Lastly, we add our destination folder. In this case, we're taking the form ‘username@server:/filepath’. Also, since we're using this format, rsync knows to transport over SSH.

Copying the Delta

After getting the first cut of the data onto the server, I spent a bit of time verifying that everything was working. Ensuring that it was, it was time to copy any changes from the old server.

An important detail here is that not only can files be updated and created, they can also be deleted. Using FTP this would have caused us to require a brand new cut of data. In this case, we'll modify our previous command to only show differences.

rsync -avz --progress --delete --dry-run minecraft jdoe@example.com:/home/jdoe

sending incremental file list
minecraft/world/DIM1/region/
deleting minecraft/world/DIM1/region/r.0.0.mca

sent 27571 bytes  received 114 bytes  55370.00 bytes/sec
total size is 902472679  speedup is 32597.89 (DRY RUN)

We've made two changes: –delete and –dry-run. We added –delete in order to delete any files on the target server not present on the source server. With that, we added –dry-run for sanity. This gives us a last chance to see what would happen if we were to run the command. Since a typo in the source or destination could cause data loss, I highly advise using a dry run before deleting.

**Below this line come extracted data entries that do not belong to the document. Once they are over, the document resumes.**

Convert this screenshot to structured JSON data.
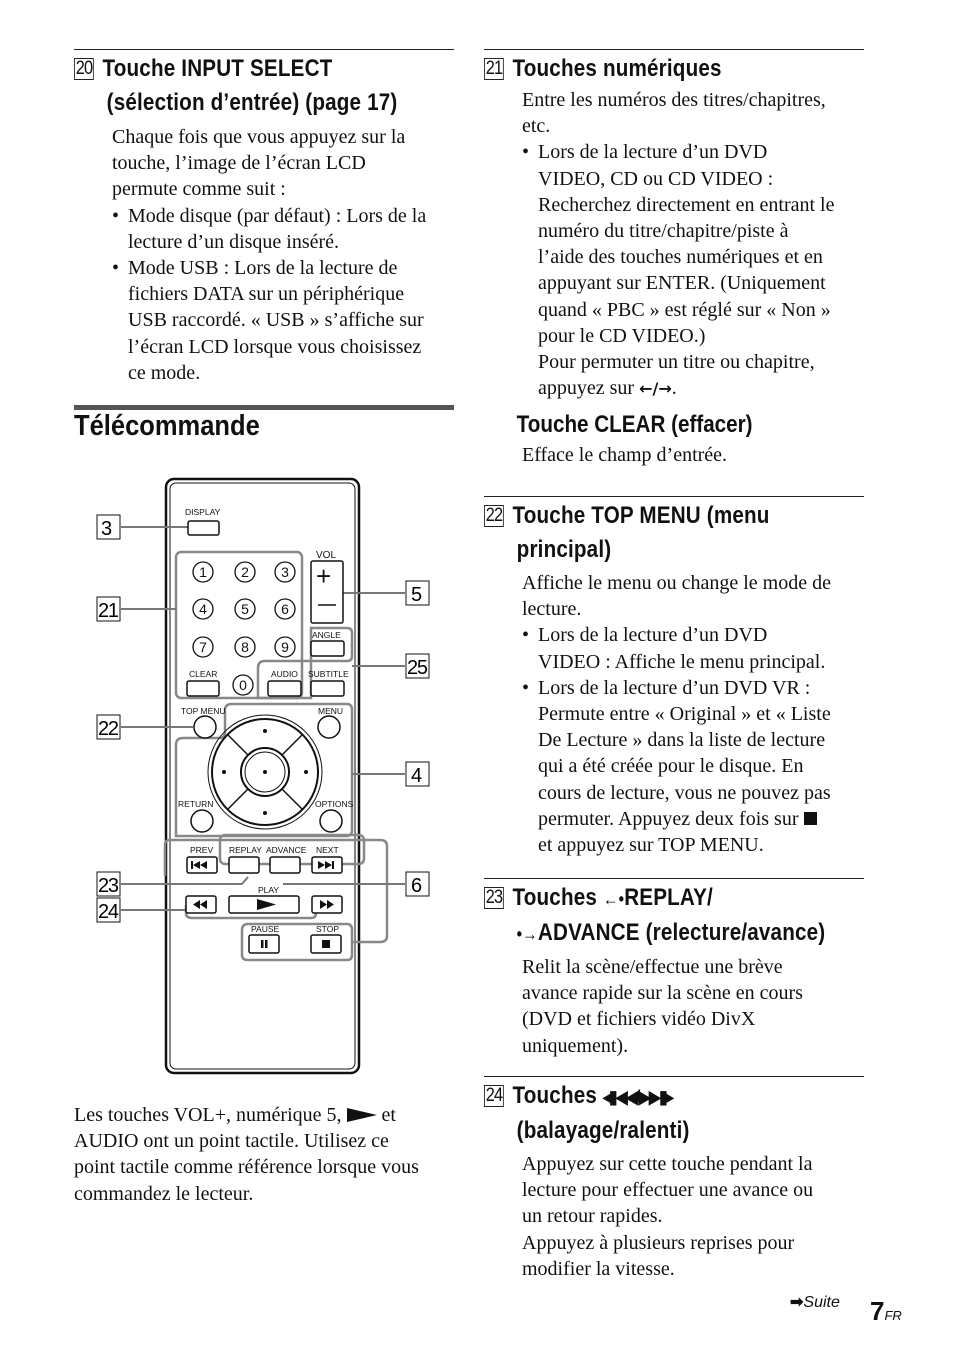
{
  "left": {
    "s20": {
      "number": "20",
      "title_line1": "Touche INPUT SELECT",
      "title_line2": "(sélection d’entrée) (page 17)",
      "intro": [
        "Chaque fois que vous appuyez sur la",
        "touche, l’image de l’écran LCD",
        "permute comme suit :"
      ],
      "bullets": [
        [
          "Mode disque (par défaut) : Lors de la",
          "lecture d’un disque inséré."
        ],
        [
          "Mode USB : Lors de la lecture de",
          "fichiers DATA sur un périphérique",
          "USB raccordé. « USB » s’affiche sur",
          "l’écran LCD lorsque vous choisissez",
          "ce mode."
        ]
      ]
    },
    "section_title": "Télécommande",
    "remote": {
      "callouts": [
        "3",
        "21",
        "22",
        "23",
        "24",
        "5",
        "25",
        "4",
        "6"
      ],
      "buttons": {
        "display": "DISPLAY",
        "vol": "VOL",
        "angle": "ANGLE",
        "clear": "CLEAR",
        "audio": "AUDIO",
        "subtitle": "SUBTITLE",
        "top_menu": "TOP MENU",
        "menu": "MENU",
        "return": "RETURN",
        "options": "OPTIONS",
        "prev": "PREV",
        "replay": "REPLAY",
        "advance": "ADVANCE",
        "next": "NEXT",
        "play": "PLAY",
        "pause": "PAUSE",
        "stop": "STOP",
        "digits": [
          "1",
          "2",
          "3",
          "4",
          "5",
          "6",
          "7",
          "8",
          "9",
          "0"
        ]
      }
    },
    "note": [
      "Les touches VOL+, numérique 5, ",
      " et",
      "AUDIO ont un point tactile. Utilisez ce",
      "point tactile comme référence lorsque vous",
      "commandez le lecteur."
    ]
  },
  "right": {
    "s21": {
      "number": "21",
      "title": "Touches numériques",
      "intro": [
        "Entre les numéros des titres/chapitres,",
        "etc."
      ],
      "bullet": [
        "Lors de la lecture d’un DVD",
        "VIDEO, CD ou CD VIDEO :",
        "Recherchez directement en entrant le",
        "numéro du titre/chapitre/piste à",
        "l’aide des touches numériques et en",
        "appuyant sur ENTER. (Uniquement",
        "quand « PBC » est réglé sur « Non »",
        "pour le CD VIDEO.)",
        "Pour permuter un titre ou chapitre,",
        "appuyez sur "
      ],
      "arrows": "←/→",
      "clear_title": "Touche CLEAR (effacer)",
      "clear_text": "Efface le champ d’entrée."
    },
    "s22": {
      "number": "22",
      "title_line1": "Touche TOP MENU (menu",
      "title_line2": "principal)",
      "intro": [
        "Affiche le menu ou change le mode de",
        "lecture."
      ],
      "bullets": [
        [
          "Lors de la lecture d’un DVD",
          "VIDEO : Affiche le menu principal."
        ],
        [
          "Lors de la lecture d’un DVD VR :",
          "Permute entre « Original » et « Liste",
          "De Lecture » dans la liste de lecture",
          "qui a été créée pour le disque. En",
          "cours de lecture, vous ne pouvez pas",
          "permuter. Appuyez deux fois sur ",
          "et appuyez sur TOP MENU."
        ]
      ]
    },
    "s23": {
      "number": "23",
      "title_line1": "Touches ",
      "title_replay": "REPLAY/",
      "title_line2": "ADVANCE (relecture/avance)",
      "text": [
        "Relit la scène/effectue une brève",
        "avance rapide sur la scène en cours",
        "(DVD et fichiers vidéo DivX",
        "uniquement)."
      ]
    },
    "s24": {
      "number": "24",
      "title_line1": "Touches ",
      "title_line2": "(balayage/ralenti)",
      "text": [
        "Appuyez sur cette touche pendant la",
        "lecture pour effectuer une avance ou",
        "un retour rapides.",
        "Appuyez à plusieurs reprises pour",
        "modifier la vitesse."
      ]
    }
  },
  "footer": {
    "continue": "Suite",
    "page": "7",
    "lang": "FR"
  }
}
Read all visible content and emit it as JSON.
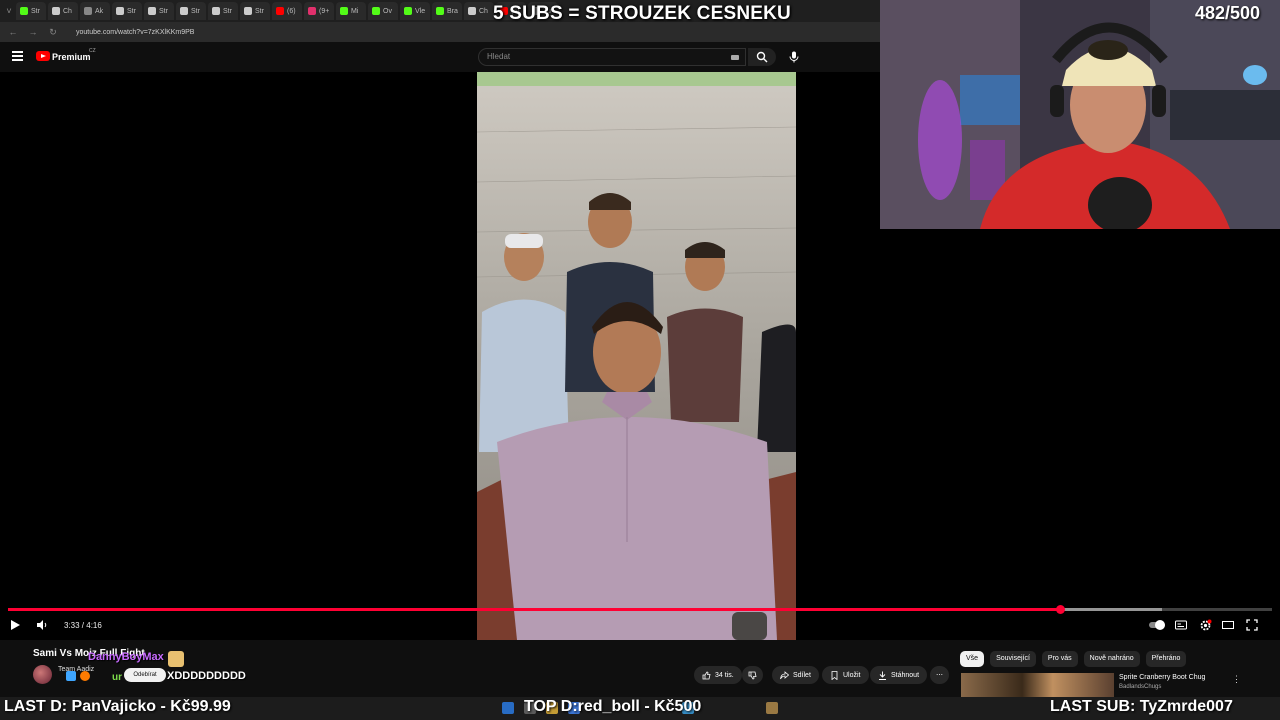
{
  "browser": {
    "tabs": [
      {
        "label": "Str",
        "color": "#53fc18"
      },
      {
        "label": "Ch",
        "color": "#cccccc"
      },
      {
        "label": "Ak",
        "color": "#888888"
      },
      {
        "label": "Str",
        "color": "#cccccc"
      },
      {
        "label": "Str",
        "color": "#cccccc"
      },
      {
        "label": "Str",
        "color": "#cccccc"
      },
      {
        "label": "Str",
        "color": "#cccccc"
      },
      {
        "label": "Str",
        "color": "#cccccc"
      },
      {
        "label": "(6)",
        "color": "#ff0000"
      },
      {
        "label": "(9+",
        "color": "#e1306c"
      },
      {
        "label": "Mi",
        "color": "#53fc18"
      },
      {
        "label": "Ov",
        "color": "#53fc18"
      },
      {
        "label": "Vle",
        "color": "#53fc18"
      },
      {
        "label": "Bra",
        "color": "#53fc18"
      },
      {
        "label": "Ch",
        "color": "#cccccc"
      },
      {
        "label": "(6)",
        "color": "#ff0000"
      },
      {
        "label": "Tu",
        "color": "#cccccc"
      }
    ],
    "url": "youtube.com/watch?v=7zKXlKKm9PB"
  },
  "youtube": {
    "brand": "Premium",
    "region": "CZ",
    "search_placeholder": "Hledat"
  },
  "player": {
    "current_time": "3:33",
    "duration": "4:16",
    "time_display": "3:33 / 4:16",
    "progress_fraction": 0.832,
    "buffered_fraction": 0.913,
    "accent_color": "#ff0033"
  },
  "video": {
    "title": "Sami Vs Moiz Full Fight",
    "channel": "Team Aadiz",
    "subscribe_label": "Odebírat",
    "actions": {
      "like": "34 tis.",
      "share": "Sdílet",
      "save": "Uložit",
      "download": "Stáhnout"
    }
  },
  "related": {
    "chips": [
      "Vše",
      "Související",
      "Pro vás",
      "Nově nahráno",
      "Přehráno"
    ],
    "active_chip": "Vše",
    "first_title": "Sprite Cranberry Boot Chug",
    "first_channel": "BadlandsChugs"
  },
  "overlay": {
    "sub_goal": "5 SUBS = STROUZEK CESNEKU",
    "counter": "482/500",
    "chat_user": "DannyBoyMax",
    "chat_prefix": "ur",
    "chat_text": "XDDDDDDDDD",
    "last_donation": "LAST D: PanVajicko - Kč99.99",
    "top_donation": "TOP D:red_boll - Kč500",
    "last_sub": "LAST SUB: TyZmrde007"
  }
}
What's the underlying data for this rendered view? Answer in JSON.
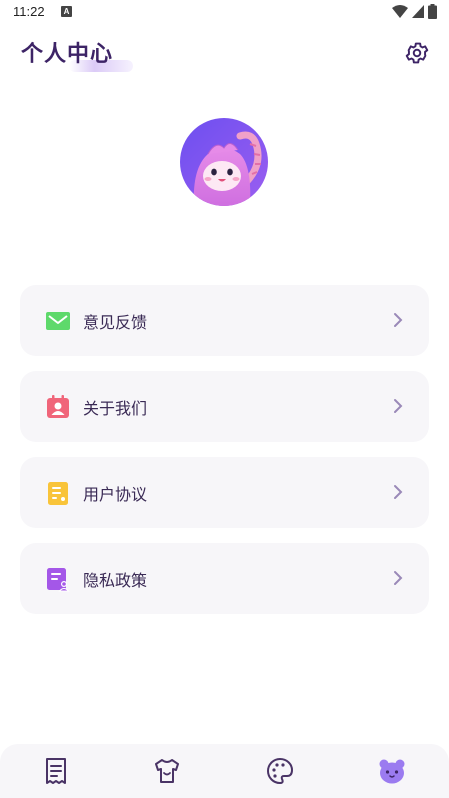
{
  "status": {
    "time": "11:22",
    "a_badge": "A"
  },
  "header": {
    "title": "个人中心",
    "settings_icon": "gear-icon"
  },
  "avatar": {
    "icon": "monster-avatar"
  },
  "menu": [
    {
      "label": "意见反馈",
      "icon": "mail-icon",
      "color": "#5ed96b"
    },
    {
      "label": "关于我们",
      "icon": "contact-card-icon",
      "color": "#f0657a"
    },
    {
      "label": "用户协议",
      "icon": "document-icon",
      "color": "#f9c43a"
    },
    {
      "label": "隐私政策",
      "icon": "privacy-document-icon",
      "color": "#a457e8"
    }
  ],
  "tabbar": [
    {
      "icon": "receipt-icon",
      "active": false
    },
    {
      "icon": "tshirt-icon",
      "active": false
    },
    {
      "icon": "palette-icon",
      "active": false
    },
    {
      "icon": "bear-icon",
      "active": true
    }
  ],
  "colors": {
    "accent": "#3d2466",
    "active": "#9b7bf0"
  }
}
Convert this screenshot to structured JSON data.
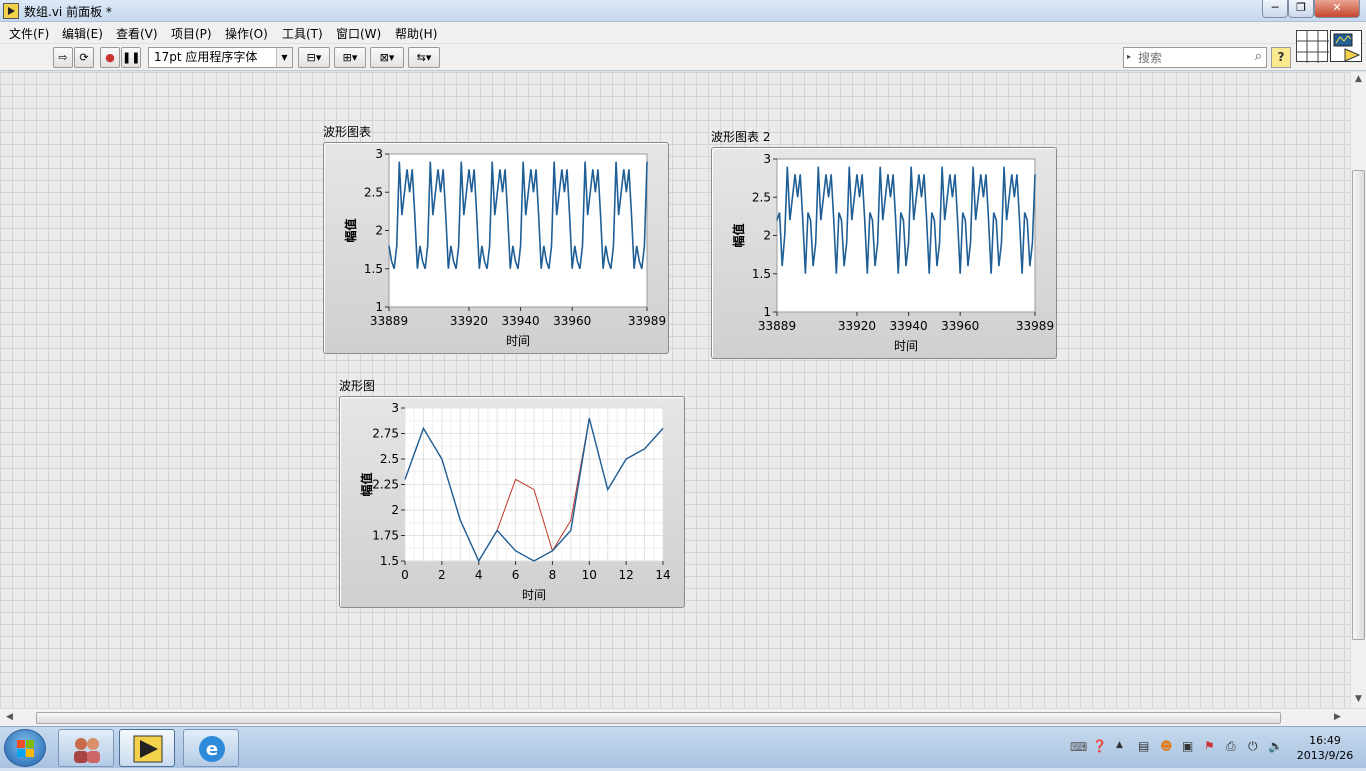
{
  "window": {
    "title": "数组.vi 前面板 *"
  },
  "menu": [
    "文件(F)",
    "编辑(E)",
    "查看(V)",
    "项目(P)",
    "操作(O)",
    "工具(T)",
    "窗口(W)",
    "帮助(H)"
  ],
  "toolbar": {
    "font_label": "17pt 应用程序字体"
  },
  "search": {
    "placeholder": "搜索"
  },
  "help_label": "?",
  "charts": {
    "chart1": {
      "label": "波形图表",
      "ylabel": "幅值",
      "xlabel": "时间"
    },
    "chart2": {
      "label": "波形图表 2",
      "ylabel": "幅值",
      "xlabel": "时间"
    },
    "graph": {
      "label": "波形图",
      "ylabel": "幅值",
      "xlabel": "时间"
    }
  },
  "chart_data": [
    {
      "type": "line",
      "title": "波形图表",
      "xlabel": "时间",
      "ylabel": "幅值",
      "ylim": [
        1,
        3
      ],
      "xlim": [
        33889,
        33989
      ],
      "yticks": [
        "3",
        "2.5",
        "2",
        "1.5",
        "1"
      ],
      "xticks": [
        "33889",
        "33920",
        "33940",
        "33960",
        "33989"
      ],
      "grid": false,
      "series": [
        {
          "color": "#1f5f96",
          "x": [
            33889,
            33890,
            33891,
            33892,
            33893,
            33894,
            33895,
            33896,
            33897,
            33898,
            33899,
            33900,
            33901,
            33902,
            33903,
            33904,
            33905,
            33906,
            33907,
            33908,
            33909,
            33910,
            33911,
            33912,
            33913,
            33914,
            33915,
            33916,
            33917,
            33918,
            33919,
            33920,
            33921,
            33922,
            33923,
            33924,
            33925,
            33926,
            33927,
            33928,
            33929,
            33930,
            33931,
            33932,
            33933,
            33934,
            33935,
            33936,
            33937,
            33938,
            33939,
            33940,
            33941,
            33942,
            33943,
            33944,
            33945,
            33946,
            33947,
            33948,
            33949,
            33950,
            33951,
            33952,
            33953,
            33954,
            33955,
            33956,
            33957,
            33958,
            33959,
            33960,
            33961,
            33962,
            33963,
            33964,
            33965,
            33966,
            33967,
            33968,
            33969,
            33970,
            33971,
            33972,
            33973,
            33974,
            33975,
            33976,
            33977,
            33978,
            33979,
            33980,
            33981,
            33982,
            33983,
            33984,
            33985,
            33986,
            33987,
            33988,
            33989
          ],
          "values": [
            1.8,
            1.6,
            1.5,
            1.8,
            2.9,
            2.2,
            2.5,
            2.8,
            2.5,
            2.8,
            2.2,
            1.5,
            1.8,
            1.6,
            1.5,
            1.8,
            2.9,
            2.2,
            2.5,
            2.8,
            2.5,
            2.8,
            2.2,
            1.5,
            1.8,
            1.6,
            1.5,
            1.8,
            2.9,
            2.2,
            2.5,
            2.8,
            2.5,
            2.8,
            2.2,
            1.5,
            1.8,
            1.6,
            1.5,
            1.8,
            2.9,
            2.2,
            2.5,
            2.8,
            2.5,
            2.8,
            2.2,
            1.5,
            1.8,
            1.6,
            1.5,
            1.8,
            2.9,
            2.2,
            2.5,
            2.8,
            2.5,
            2.8,
            2.2,
            1.5,
            1.8,
            1.6,
            1.5,
            1.8,
            2.9,
            2.2,
            2.5,
            2.8,
            2.5,
            2.8,
            2.2,
            1.5,
            1.8,
            1.6,
            1.5,
            1.8,
            2.9,
            2.2,
            2.5,
            2.8,
            2.5,
            2.8,
            2.2,
            1.5,
            1.8,
            1.6,
            1.5,
            1.8,
            2.9,
            2.2,
            2.5,
            2.8,
            2.5,
            2.8,
            2.2,
            1.5,
            1.8,
            1.6,
            1.5,
            1.8,
            2.9
          ]
        }
      ]
    },
    {
      "type": "line",
      "title": "波形图表 2",
      "xlabel": "时间",
      "ylabel": "幅值",
      "ylim": [
        1,
        3
      ],
      "xlim": [
        33889,
        33989
      ],
      "yticks": [
        "3",
        "2.5",
        "2",
        "1.5",
        "1"
      ],
      "xticks": [
        "33889",
        "33920",
        "33940",
        "33960",
        "33989"
      ],
      "grid": false,
      "series": [
        {
          "color": "#1f5f96",
          "x": [
            33889,
            33890,
            33891,
            33892,
            33893,
            33894,
            33895,
            33896,
            33897,
            33898,
            33899,
            33900,
            33901,
            33902,
            33903,
            33904,
            33905,
            33906,
            33907,
            33908,
            33909,
            33910,
            33911,
            33912,
            33913,
            33914,
            33915,
            33916,
            33917,
            33918,
            33919,
            33920,
            33921,
            33922,
            33923,
            33924,
            33925,
            33926,
            33927,
            33928,
            33929,
            33930,
            33931,
            33932,
            33933,
            33934,
            33935,
            33936,
            33937,
            33938,
            33939,
            33940,
            33941,
            33942,
            33943,
            33944,
            33945,
            33946,
            33947,
            33948,
            33949,
            33950,
            33951,
            33952,
            33953,
            33954,
            33955,
            33956,
            33957,
            33958,
            33959,
            33960,
            33961,
            33962,
            33963,
            33964,
            33965,
            33966,
            33967,
            33968,
            33969,
            33970,
            33971,
            33972,
            33973,
            33974,
            33975,
            33976,
            33977,
            33978,
            33979,
            33980,
            33981,
            33982,
            33983,
            33984,
            33985,
            33986,
            33987,
            33988,
            33989
          ],
          "values": [
            2.2,
            2.3,
            1.6,
            2.0,
            2.9,
            2.2,
            2.5,
            2.8,
            2.5,
            2.8,
            2.2,
            1.5,
            2.3,
            2.2,
            1.6,
            1.9,
            2.9,
            2.2,
            2.5,
            2.8,
            2.5,
            2.8,
            2.2,
            1.5,
            2.3,
            2.2,
            1.6,
            1.9,
            2.9,
            2.2,
            2.5,
            2.8,
            2.5,
            2.8,
            2.2,
            1.5,
            2.3,
            2.2,
            1.6,
            1.9,
            2.9,
            2.2,
            2.5,
            2.8,
            2.5,
            2.8,
            2.2,
            1.5,
            2.3,
            2.2,
            1.6,
            1.9,
            2.9,
            2.2,
            2.5,
            2.8,
            2.5,
            2.8,
            2.2,
            1.5,
            2.3,
            2.2,
            1.6,
            1.9,
            2.9,
            2.2,
            2.5,
            2.8,
            2.5,
            2.8,
            2.2,
            1.5,
            2.3,
            2.2,
            1.6,
            1.9,
            2.9,
            2.2,
            2.5,
            2.8,
            2.5,
            2.8,
            2.2,
            1.5,
            2.3,
            2.2,
            1.6,
            1.9,
            2.9,
            2.2,
            2.5,
            2.8,
            2.5,
            2.8,
            2.2,
            1.5,
            2.3,
            2.2,
            1.6,
            1.9,
            2.8
          ]
        }
      ]
    },
    {
      "type": "line",
      "title": "波形图",
      "xlabel": "时间",
      "ylabel": "幅值",
      "ylim": [
        1.5,
        3
      ],
      "xlim": [
        0,
        14
      ],
      "yticks": [
        "3",
        "2.75",
        "2.5",
        "2.25",
        "2",
        "1.75",
        "1.5"
      ],
      "xticks": [
        "0",
        "2",
        "4",
        "6",
        "8",
        "10",
        "12",
        "14"
      ],
      "grid": true,
      "series": [
        {
          "color": "#c0392b",
          "x": [
            0,
            1,
            2,
            3,
            4,
            5,
            6,
            7,
            8,
            9,
            10,
            11,
            12,
            13,
            14
          ],
          "values": [
            2.3,
            2.8,
            2.5,
            1.9,
            1.5,
            1.8,
            2.3,
            2.2,
            1.6,
            1.9,
            2.9,
            2.2,
            2.5,
            2.6,
            2.8
          ]
        },
        {
          "color": "#1f5f96",
          "x": [
            0,
            1,
            2,
            3,
            4,
            5,
            6,
            7,
            8,
            9,
            10,
            11,
            12,
            13,
            14
          ],
          "values": [
            2.3,
            2.8,
            2.5,
            1.9,
            1.5,
            1.8,
            1.6,
            1.5,
            1.6,
            1.8,
            2.9,
            2.2,
            2.5,
            2.6,
            2.8
          ]
        }
      ]
    }
  ],
  "taskbar": {
    "time": "16:49",
    "date": "2013/9/26"
  }
}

In this case, everything looks correct, so we'll remove the –dry-run. A second or two later, our destination folder should be a mirror of our source folder.

Footnotes


  1. While rsync can be used over its native protocol, that usually isn't the case. ↩︎

  2. -a also commands rsync to copy device files, special files, and to follow links. In this case we didn't care about any of that functionality. ↩︎